So my DH had his SA last week, today I went back to the doctors to get the results of my 21 day bloods confirmed - consistent with ovulation on 2 months out of 3 - hooray! However it then came to my husband's results for his SA last week, low count, low motility and abnormal shape. The doctor said we would be incredibly luck to ever conceive naturally with results like that. He has to do another test to compare it but not looking positive at all, I just want to cry my eyes out!
No advice at this stage other than a good luck and that look. He's booking his next SA today. He was a little upset about it, more at the thought of having to go for more testing. He's adamant he won't do IVF so if the next analysis comes back bad then that's it for us. I'm absolutely devastated. What makes it worse is his son (from a previous relationship) posted pictures just yesterday of his girlfriends scan, his brother's girlfriend has just had a baby and one of our best friends is also pregnant. I could just scream at anyone announcing that they are pregnant. Just can't deal with it anymore.
Thanks _GG_
Going to wait for the results of his next SA and hope they are better but really messed up right now about how I think the rest of my life is going to go.
Thanks so much _GG_ you've been so kind to me today and I feel a little better, got to go home and see him soon so need to put a brave face on it or it will escalate into an argument at this point I fear.
Speak soon xx
So my DH had his SA last week, today I went back to the doctors to get the results of my 21 day bloods confirmed - consistent with ovulation on 2 months out of 3 - hooray! However it then came to my husband's results for his SA last week, low count, low motility and abnormal shape. The doctor said we would be incredibly luck to ever conceive naturally with results like that. He has to do another test to compare it but not looking positive at all, I just want to cry my eyes out!

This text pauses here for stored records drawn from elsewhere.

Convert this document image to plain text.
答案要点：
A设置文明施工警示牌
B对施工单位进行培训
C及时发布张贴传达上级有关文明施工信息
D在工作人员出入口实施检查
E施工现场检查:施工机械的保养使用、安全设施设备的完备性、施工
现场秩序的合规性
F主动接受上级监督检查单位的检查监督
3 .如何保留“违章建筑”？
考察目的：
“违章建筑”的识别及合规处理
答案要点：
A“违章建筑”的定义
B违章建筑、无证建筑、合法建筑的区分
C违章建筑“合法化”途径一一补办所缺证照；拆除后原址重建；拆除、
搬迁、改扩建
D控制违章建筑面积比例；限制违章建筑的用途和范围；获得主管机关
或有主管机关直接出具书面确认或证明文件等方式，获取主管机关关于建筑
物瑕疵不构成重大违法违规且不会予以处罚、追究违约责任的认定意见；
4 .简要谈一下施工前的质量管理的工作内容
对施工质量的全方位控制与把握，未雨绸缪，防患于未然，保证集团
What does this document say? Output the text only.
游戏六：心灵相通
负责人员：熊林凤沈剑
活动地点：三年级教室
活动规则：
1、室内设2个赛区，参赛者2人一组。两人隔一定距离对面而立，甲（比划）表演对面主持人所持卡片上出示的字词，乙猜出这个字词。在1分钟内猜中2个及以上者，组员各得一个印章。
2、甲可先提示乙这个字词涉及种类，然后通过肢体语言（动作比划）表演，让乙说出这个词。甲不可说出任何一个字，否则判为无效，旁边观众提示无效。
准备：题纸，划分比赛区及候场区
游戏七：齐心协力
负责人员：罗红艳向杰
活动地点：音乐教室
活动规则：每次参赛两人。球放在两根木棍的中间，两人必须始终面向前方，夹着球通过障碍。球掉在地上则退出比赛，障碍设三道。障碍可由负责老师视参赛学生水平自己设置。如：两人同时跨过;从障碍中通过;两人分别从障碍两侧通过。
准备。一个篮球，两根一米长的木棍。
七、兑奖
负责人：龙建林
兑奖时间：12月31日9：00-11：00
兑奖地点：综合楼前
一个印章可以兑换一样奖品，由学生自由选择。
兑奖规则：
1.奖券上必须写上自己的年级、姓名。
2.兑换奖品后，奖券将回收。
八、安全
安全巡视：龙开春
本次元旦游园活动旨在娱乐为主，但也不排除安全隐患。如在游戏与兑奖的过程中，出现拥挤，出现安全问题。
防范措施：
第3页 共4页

So I'm 8 or 9 dpo caved and poas of course it was stark white BFN. Don't know why I insist on torturing myself. Losing all hope for this month no symptoms other than being shattered but that's life I'm always knackered lol. Suppose have had a few pulling twinges on my bikini line region but that's probably just wind or something. On the negative bus this morning. No doubt the witch will show her ugly face early next week. So just preparing myself. Hope everyone else is feeling more upbeat today x
So I'm 8 or 9 dpo caved and poas of course it was stark white BFN. Don't know why I insist on torturing myself. Losing all hope for this month no symptoms other than being shattered but that's life I'm always knackered lol. Suppose have had a few pulling twinges on my bikini line region but that's probably just wind or something. On the negative bus this morning. No doubt the witch will show her ugly face early next week. So just preparing myself. Hope everyone else is feeling more upbeat today x
That's very early to test. Maybe distract yourself for a bit! xx
I've got him so Wellman so let's see how that goes - if he takes them!!I’m so sorry to hear this. Did the doctor give any advice ? Is there nothing he could take to help? I heard wellman was good I put my husband on those to help with his xxx
It's his age for one, he thinks it would take too long, second thing is we can't afford it and I doubt we'd be able to get it on the NHS, we have friends in the area that ended up forking out £15000 for theirs (and that was 17 years ago), we don't have that kind of money. We had an argument about it Tuesday night as he said I was being selfish and that he didn't care about changing his diet or quitting smoking and drinking, then later on he calmed down a bit and got upset and said he's sorry it's his fault and asked me if I was going to leave him because of it to which I said no. But I think if the next SA is just as bad we will just have to forget about having a family. Just not sure I can deal with the fact that I will never have children.Wilson, I'm so sorry. Male factor issues can be very difficult to deal with so I thought I'd share some of our experience and hopefully it can help you.
When my OH did his first SA, it came back with low motility, all other parameters were normal. He did a repeat and it was pretty much the same. He tried to put a brave face on it but he's since admitted he found it really difficult. Men feel so protective of their sperm quality and he said he felt like he was letting the side down. I never ever felt that way and for me it was more like his problem was our problem and I notice a lot of ladies on here seem to see it that way too.
We decided to make some improvements to his diet and he started exercising a bit more. He's never smoked and alcohol and caffeine have always been minimal. He also started taking conception vitamins and after doing all this for about 6 months he had also lost about 1.5 stone without really trying. He did another sample and all parameters were normal. That was several months ago but he still maintained this in his most recent sample last month.
Unfortunately, I'm not going to end this story with a natural pregnancy as we're still trying and IVF is going to be the likely next step for us. However, I do think there are more to our issues than just a low motility. Also, your OH has fathered 2 children in the past so maybe some lifestyle improvements will be all that's needed.
Have you explored the reasons why he is so against fertility treatment? I think it will be important for you to understand that if you're to move forward. Good luck!